New 7-Week Course for Fall 2019!

Looking for a course to fill your schedule? Well check out this new 7-week course in Topics in Southeast Asian Studies, ASIAN 4494/6604!

Topic: Karma, Causation, and Mental Health in Asia: Religious Ways of Perceiving.

How do we come to see what we see? How are cultural and religious theories about a healthy mind implicated in processes of perception? How do people in religious communities across Asia train themselves to perceive reality in particular ways?  This graduate/upper-undergraduate seminar will examine these questions through an exploration of religious techniques of perception training in contemporary Asian religious contexts, from Buddhist theories of karma to meditative technologies to supernatural spirit interventions and more.
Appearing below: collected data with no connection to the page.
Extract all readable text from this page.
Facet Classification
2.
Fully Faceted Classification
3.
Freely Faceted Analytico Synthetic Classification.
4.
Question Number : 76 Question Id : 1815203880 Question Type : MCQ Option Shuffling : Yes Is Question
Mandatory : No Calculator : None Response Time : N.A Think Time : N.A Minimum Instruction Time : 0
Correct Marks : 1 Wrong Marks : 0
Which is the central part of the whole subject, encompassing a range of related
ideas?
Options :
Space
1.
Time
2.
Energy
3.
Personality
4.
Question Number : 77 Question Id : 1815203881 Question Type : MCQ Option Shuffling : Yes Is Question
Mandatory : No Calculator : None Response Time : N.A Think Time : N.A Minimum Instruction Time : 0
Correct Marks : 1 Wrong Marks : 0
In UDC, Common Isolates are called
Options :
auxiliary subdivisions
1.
In weekly sessions we will interrogate social practices of attention training through ethnographic accounts, historical texts, religious teachings, and popular media, with a focus on lived experience and the many controversies surrounding ideals and practice. Topics covered include theories of religious embodiment; mediumship; mental health and illness; the psychology of marketing; and an increasingly internet-dependent Asian society. By exploring these issues will come to understand how perception and culture are co-constructed in practice, and how religious traditions respond to the age-old question of how to live well. Students will be expected to prepare short weekly readings response papers, contribute to a hands-on group research project, and participate in class discussions.